Mumbai: Growing inflationary pressures on the domestic economy owing to the unprecedented jump in international crude oil prices might prompt the Reserve Bank to resort to more liquidity tightening measures, such as a further hike in Cash Reserve Ratios, a top banking industry official said.
“You may probably see some more liquidity controls like the CRR being altered again...if oil prices go beyond tolerable levels..,” J&K Bank’s Chairman and Chief Executive Officer, Haseeb A Drabu, told reporters on the sidelines of a seminar.
Drabu said the bank has seen pressure on its margins in the last fiscal, due to the general market environment and slowdown in the economy, with the slowdown more visible in its retail and credit portfolios.

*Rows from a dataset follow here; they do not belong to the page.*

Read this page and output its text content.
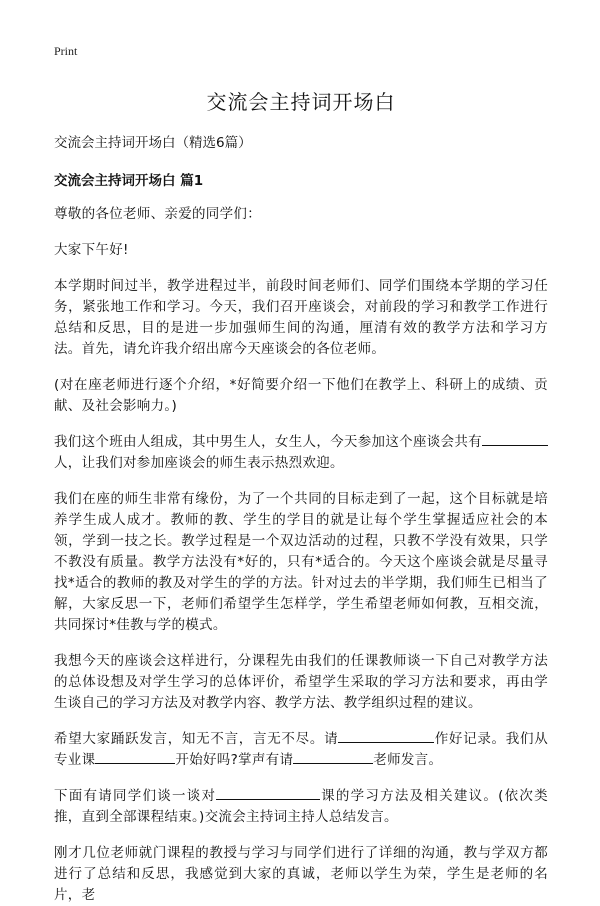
Print
交流会主持词开场白

交流会主持词开场白（精选6篇）

交流会主持词开场白 篇1

尊敬的各位老师、亲爱的同学们：

大家下午好!

本学期时间过半，教学进程过半，前段时间老师们、同学们围绕本学期的学习任务，紧张地工作和学习。今天，我们召开座谈会，对前段的学习和教学工作进行总结和反思，目的是进一步加强师生间的沟通，厘清有效的教学方法和学习方法。首先，请允许我介绍出席今天座谈会的各位老师。

(对在座老师进行逐个介绍，*好简要介绍一下他们在教学上、科研上的成绩、贡献、及社会影响力。)

我们这个班由人组成，其中男生人，女生人，今天参加这个座谈会共有人，让我们对参加座谈会的师生表示热烈欢迎。

我们在座的师生非常有缘份，为了一个共同的目标走到了一起，这个目标就是培养学生成人成才。教师的教、学生的学目的就是让每个学生掌握适应社会的本领，学到一技之长。教学过程是一个双边活动的过程，只教不学没有效果，只学不教没有质量。教学方法没有*好的，只有*适合的。今天这个座谈会就是尽量寻找*适合的教师的教及对学生的学的方法。针对过去的半学期，我们师生已相当了解，大家反思一下，老师们希望学生怎样学，学生希望老师如何教，互相交流，共同探讨*佳教与学的模式。

我想今天的座谈会这样进行，分课程先由我们的任课教师谈一下自己对教学方法的总体设想及对学生学习的总体评价，希望学生采取的学习方法和要求，再由学生谈自己的学习方法及对教学内容、教学方法、教学组织过程的建议。

希望大家踊跃发言，知无不言，言无不尽。请	作好记录。我们从专业课	开始好吗?掌声有请	老师发言。

下面有请同学们谈一谈对	课的学习方法及相关建议。(依次类推，直到全部课程结束。)交流会主持词主持人总结发言。

刚才几位老师就门课程的教授与学习与同学们进行了详细的沟通，教与学双方都进行了总结和反思，我感觉到大家的真诚，老师以学生为荣，学生是老师的名片，老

“We do see some impact. This is becasue of the general environment and also due to a slowdown in the country’s economy. While there is a visible slowdown in retail and real estate portfolios, industrial credit segment has been less affected,” he said.
The bank has targeted a 35% growth in its net profit for the fiscal year and a 30% growth in its credit off-take, he said.
J&K Bank, presently, has a deposit base of Rs 28,000 crore which is expected to go upto Rs 36,000 crore by the year-end while the contribution of current account, savings accounts deposits (CASA) is likely to go up to 42% of the total deposits from the present 40%, Drabu said.